CamelBak All Clear bottles use UV light to treat .75 liters of water. You fill the $100 bottle with clear water, press the button for two seconds which activates the UV lamp and then shake it for 60 seconds so that the UV light gets to all the water in the bottle. The bottle has a lithium-ion battery in it that’s good for about 80 cycles before it has to be recharged. You can recharge it using a USB cable.

UV light is a proven anti-biological agent. But the All Clear system works only with clear… if suspect… water.

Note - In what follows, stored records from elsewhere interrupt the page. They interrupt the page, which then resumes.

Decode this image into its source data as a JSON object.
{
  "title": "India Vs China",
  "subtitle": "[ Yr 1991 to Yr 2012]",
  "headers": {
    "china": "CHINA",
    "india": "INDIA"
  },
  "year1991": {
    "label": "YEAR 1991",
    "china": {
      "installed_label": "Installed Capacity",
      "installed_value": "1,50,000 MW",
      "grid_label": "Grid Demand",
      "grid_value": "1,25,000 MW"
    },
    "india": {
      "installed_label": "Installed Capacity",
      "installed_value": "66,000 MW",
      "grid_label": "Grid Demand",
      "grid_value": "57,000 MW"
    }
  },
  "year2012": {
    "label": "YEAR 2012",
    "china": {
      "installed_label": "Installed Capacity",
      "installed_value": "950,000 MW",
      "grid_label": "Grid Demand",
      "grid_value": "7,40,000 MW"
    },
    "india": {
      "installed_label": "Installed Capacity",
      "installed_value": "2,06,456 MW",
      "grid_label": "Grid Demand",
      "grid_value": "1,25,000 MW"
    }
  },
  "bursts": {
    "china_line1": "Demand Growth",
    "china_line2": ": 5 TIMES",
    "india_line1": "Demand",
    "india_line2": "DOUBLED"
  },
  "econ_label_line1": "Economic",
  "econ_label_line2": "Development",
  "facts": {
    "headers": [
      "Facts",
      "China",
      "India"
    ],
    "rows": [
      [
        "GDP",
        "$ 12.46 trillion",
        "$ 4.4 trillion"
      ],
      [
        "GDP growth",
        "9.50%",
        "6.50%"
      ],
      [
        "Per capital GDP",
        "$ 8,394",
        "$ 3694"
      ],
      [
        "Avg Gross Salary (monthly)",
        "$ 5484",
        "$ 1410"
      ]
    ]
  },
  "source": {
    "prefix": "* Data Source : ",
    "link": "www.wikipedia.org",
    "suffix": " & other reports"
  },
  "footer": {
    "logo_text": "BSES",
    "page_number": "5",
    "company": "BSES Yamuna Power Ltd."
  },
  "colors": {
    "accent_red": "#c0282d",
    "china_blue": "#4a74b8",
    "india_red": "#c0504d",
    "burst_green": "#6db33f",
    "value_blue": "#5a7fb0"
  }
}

If the water has chemical contamination or heavy metals in it the UV lamp in the All Clear will do nothing to remove them. There’s no filter, so if the available water is muddy or salty the All Clear won’t do anything to eliminate those contaminants either.

In other words, the All Clear is pretty much about killing the little bugs in bad water. I’m not a scientist, but it wouldn’t surprise me to learn that the All Clear bottle is less effective against the little bugs in cloudy water. So while the All Clear may be a good choice for Garrett, it’s probably not that great an option for the villagers in Tanzania unless their water is clear and unpolluted by dirt, chemical, or metal contaminants. And… even then… only if they have ready access to a power plug or a USB port.

This is faux cause marketing from a company that has done plenty of legitimate cause marketing over the years, notably for causes like Water.org. But there’s no cause here except Garrett’s good health. If CamelBak had left out the part about teaching the locals to use the All Clear, it seems to me that the ad would have steered clear of faux cause marketing.  

If this sounds like I raining on the All Clear, I’m not. When I was a Boy Scout, I drank some bad water from an ‘approved’ well along the trail at the bottom of the Grand Canyon and subsequently contracted a Giardia infection (official name: ‘giardiasis’). It’s nothing you want, believe me. I would have been very glad to have had the All Clear then. But for Tanzanians depicted in the ad, it’s almost certainly not their best option.